3.Construction and evaluation of a predictive nomogram model for the prognosis of intrahepatic cholangiocarcinoma patients undergoing curative resection based on the albumin-bilirubin score and tumor burden score grade
Haofeng ZHANG ; Hao YUAN ; Qingshan LI ; Guan HUANG ; Zhenwei YANG ; Pengyu CHEN ; Zuochao QI ; Chenxi XIE ; Bo MENG ; Haibo YU
Chinese Journal of Hepatobiliary Surgery 2023;29(11):836-842
Objective:A predictive nomogram model for the prognosis of intrahepatic cholangiocarcinoma (ICC) patients after curative resection was constructed based on the albumin-bilirubin score and tumor burden score (ATS) grade, and the predictive performance of the nomogram model was evaluated.Methods:Retrospective analysis of clinical data was made, from ICC patients who underwent curative resection at Zhengzhou University People's Hospital and Zhengzhou University Cancer Hospital from January 2016 to January 2020. A total of 258 patients were included in the study, with 140 males and 118 females, with an average age of (56.5±9.5) years.
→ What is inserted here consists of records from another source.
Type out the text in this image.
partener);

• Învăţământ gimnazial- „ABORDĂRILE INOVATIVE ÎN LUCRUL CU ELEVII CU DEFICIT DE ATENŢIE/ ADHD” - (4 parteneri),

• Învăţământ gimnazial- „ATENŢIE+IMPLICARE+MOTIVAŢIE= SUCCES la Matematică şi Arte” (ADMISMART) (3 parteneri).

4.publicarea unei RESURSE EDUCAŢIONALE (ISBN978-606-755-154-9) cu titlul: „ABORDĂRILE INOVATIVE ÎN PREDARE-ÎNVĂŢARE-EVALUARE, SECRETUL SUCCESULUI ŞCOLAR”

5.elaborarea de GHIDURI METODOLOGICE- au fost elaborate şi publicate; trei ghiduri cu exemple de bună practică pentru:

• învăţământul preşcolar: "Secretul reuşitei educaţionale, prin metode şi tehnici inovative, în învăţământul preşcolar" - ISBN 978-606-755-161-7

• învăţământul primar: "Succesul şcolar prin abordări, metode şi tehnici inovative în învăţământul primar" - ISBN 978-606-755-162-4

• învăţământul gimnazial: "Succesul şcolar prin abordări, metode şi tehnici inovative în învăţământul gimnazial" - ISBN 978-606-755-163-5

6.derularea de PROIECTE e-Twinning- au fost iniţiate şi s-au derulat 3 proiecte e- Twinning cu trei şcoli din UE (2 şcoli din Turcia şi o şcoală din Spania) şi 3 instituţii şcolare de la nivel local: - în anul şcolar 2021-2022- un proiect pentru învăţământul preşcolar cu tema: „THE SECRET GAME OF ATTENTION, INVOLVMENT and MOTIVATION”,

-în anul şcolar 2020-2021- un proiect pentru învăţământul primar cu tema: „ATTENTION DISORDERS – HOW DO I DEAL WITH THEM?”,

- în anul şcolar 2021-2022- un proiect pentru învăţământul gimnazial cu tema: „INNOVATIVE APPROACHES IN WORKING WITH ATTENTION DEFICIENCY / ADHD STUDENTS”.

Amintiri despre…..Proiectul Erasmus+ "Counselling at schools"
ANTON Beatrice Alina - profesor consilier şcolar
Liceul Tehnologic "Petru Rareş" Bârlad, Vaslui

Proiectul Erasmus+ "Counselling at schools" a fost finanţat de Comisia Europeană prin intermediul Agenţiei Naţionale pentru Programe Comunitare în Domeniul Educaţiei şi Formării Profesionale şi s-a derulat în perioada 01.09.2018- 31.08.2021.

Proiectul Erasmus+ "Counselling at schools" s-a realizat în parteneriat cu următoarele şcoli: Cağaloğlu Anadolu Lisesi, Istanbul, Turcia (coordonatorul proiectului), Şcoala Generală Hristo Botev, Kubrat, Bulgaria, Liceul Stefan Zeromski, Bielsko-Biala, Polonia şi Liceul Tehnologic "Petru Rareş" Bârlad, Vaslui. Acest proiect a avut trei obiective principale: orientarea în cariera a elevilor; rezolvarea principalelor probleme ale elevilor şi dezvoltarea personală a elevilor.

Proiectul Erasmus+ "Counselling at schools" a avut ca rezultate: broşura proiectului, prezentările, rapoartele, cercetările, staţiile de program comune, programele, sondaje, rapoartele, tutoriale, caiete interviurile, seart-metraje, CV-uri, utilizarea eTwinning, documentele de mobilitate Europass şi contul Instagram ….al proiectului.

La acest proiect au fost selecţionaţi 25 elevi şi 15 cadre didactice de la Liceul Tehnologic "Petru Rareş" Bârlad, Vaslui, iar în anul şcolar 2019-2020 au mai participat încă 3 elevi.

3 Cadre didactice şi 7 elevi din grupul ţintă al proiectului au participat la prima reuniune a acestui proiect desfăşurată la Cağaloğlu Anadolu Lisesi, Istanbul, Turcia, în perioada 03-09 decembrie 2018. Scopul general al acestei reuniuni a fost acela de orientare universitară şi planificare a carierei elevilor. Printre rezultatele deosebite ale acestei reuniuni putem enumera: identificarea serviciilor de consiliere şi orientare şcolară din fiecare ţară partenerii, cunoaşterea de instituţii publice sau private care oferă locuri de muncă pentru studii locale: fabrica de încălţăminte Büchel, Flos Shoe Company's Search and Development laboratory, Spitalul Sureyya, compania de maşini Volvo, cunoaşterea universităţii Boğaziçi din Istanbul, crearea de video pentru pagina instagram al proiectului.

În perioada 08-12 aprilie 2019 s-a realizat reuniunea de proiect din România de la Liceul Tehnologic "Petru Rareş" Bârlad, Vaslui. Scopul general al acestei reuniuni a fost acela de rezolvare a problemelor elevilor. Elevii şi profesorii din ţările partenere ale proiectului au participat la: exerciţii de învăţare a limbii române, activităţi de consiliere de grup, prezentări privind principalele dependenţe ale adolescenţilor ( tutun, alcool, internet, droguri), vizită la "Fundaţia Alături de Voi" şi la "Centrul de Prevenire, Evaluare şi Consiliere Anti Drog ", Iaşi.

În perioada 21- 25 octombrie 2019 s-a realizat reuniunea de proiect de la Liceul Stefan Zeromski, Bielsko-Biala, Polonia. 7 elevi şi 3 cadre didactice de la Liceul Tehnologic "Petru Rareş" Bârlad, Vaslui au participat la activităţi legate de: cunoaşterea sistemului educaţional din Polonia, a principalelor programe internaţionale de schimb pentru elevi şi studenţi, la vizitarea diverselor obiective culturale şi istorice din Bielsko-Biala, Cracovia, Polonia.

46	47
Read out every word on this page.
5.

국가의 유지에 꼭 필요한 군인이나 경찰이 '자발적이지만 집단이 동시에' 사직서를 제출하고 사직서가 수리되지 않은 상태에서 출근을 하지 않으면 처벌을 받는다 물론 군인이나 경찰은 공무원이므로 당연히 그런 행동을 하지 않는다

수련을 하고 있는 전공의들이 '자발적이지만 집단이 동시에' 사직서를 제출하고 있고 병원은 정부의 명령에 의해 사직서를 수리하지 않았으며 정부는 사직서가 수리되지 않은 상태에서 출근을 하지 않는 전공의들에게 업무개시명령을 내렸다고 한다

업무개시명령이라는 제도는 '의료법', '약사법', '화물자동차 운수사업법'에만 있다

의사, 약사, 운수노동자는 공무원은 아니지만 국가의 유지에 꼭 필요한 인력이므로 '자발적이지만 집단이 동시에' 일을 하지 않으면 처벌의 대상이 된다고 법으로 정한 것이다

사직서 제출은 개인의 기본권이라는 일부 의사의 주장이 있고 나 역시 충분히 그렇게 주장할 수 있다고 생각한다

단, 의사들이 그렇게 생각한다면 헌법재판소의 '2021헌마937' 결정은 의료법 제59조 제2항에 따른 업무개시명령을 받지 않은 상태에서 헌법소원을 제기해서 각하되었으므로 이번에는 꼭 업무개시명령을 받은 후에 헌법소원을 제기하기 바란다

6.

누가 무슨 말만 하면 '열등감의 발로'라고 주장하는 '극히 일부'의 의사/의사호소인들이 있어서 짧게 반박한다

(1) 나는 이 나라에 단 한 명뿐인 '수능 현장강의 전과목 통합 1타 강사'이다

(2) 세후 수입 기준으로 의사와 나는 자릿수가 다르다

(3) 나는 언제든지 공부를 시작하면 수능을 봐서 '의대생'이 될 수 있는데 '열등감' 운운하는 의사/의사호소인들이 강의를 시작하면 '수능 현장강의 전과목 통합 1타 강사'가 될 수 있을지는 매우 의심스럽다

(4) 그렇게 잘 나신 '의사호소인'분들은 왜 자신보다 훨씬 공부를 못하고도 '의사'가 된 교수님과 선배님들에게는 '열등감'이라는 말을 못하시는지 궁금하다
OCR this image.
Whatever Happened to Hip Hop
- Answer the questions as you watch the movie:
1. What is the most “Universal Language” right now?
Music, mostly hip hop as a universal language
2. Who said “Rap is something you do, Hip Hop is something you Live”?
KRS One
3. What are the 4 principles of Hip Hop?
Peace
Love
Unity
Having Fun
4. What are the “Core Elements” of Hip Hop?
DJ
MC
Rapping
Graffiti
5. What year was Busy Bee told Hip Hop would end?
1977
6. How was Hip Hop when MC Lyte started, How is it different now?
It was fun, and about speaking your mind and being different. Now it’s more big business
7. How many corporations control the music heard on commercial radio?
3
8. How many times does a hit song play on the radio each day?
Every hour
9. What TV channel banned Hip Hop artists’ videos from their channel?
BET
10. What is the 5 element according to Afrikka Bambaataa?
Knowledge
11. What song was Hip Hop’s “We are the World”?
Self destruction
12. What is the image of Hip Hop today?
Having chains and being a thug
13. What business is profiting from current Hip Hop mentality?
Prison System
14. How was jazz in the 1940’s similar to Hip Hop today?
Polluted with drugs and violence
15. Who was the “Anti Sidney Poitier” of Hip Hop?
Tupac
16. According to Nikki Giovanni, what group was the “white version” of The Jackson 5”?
The 258 ICC patients were randomly divided into a training set ( n=174) and a testing set ( n=84) in a 7∶3 ratio. Single-factor and multi-factor Cox regression analyses were performed to identify prognostic factors for ICC patients of the training set, and then a nomogram model was constructed. The performance of the nomogram model was evaluated by using the concordance index (C-index), calibration curve, and risky decision curve analysis. Results:In the training set, univariate Cox regression analysis indicated that albumin-bilirubin (ALBI), tumor burden score (TBS), carcinoembryonic antigen (CEA), tumor differentitation, lymphvascular invasion and ATS significantly influenced overall survival after radical resection for ICC (all P<0.05). Multifactorial Cox regression analysis revealed that ATS grade, CEA, tumor differentiation, lymphovascular invasion, and AJCC N stage are independent risk factors for the prognosis of ICC patients after curative resection (all P<0.05). Assessment of the postoperative survival prediction model based on multifactorial Cox regression yielded a C-index of 0.775(95% CI: 0.747-0.841) for the training set and 0.731(95% CI: 0.668-0.828) for the testing set. The calibration curves for both the training and testing sets indicated strong predictive capability of the model. Additionally, the risk decision curve also suggested high net benefit of the model. Conclusions:The preoperative ATS grade is an independent factor affecting the survival after ICC radical resection. The nomogram model constructed based on ATS grade demonstrates excellent predictive value for postoperative prognosis in ICC patients.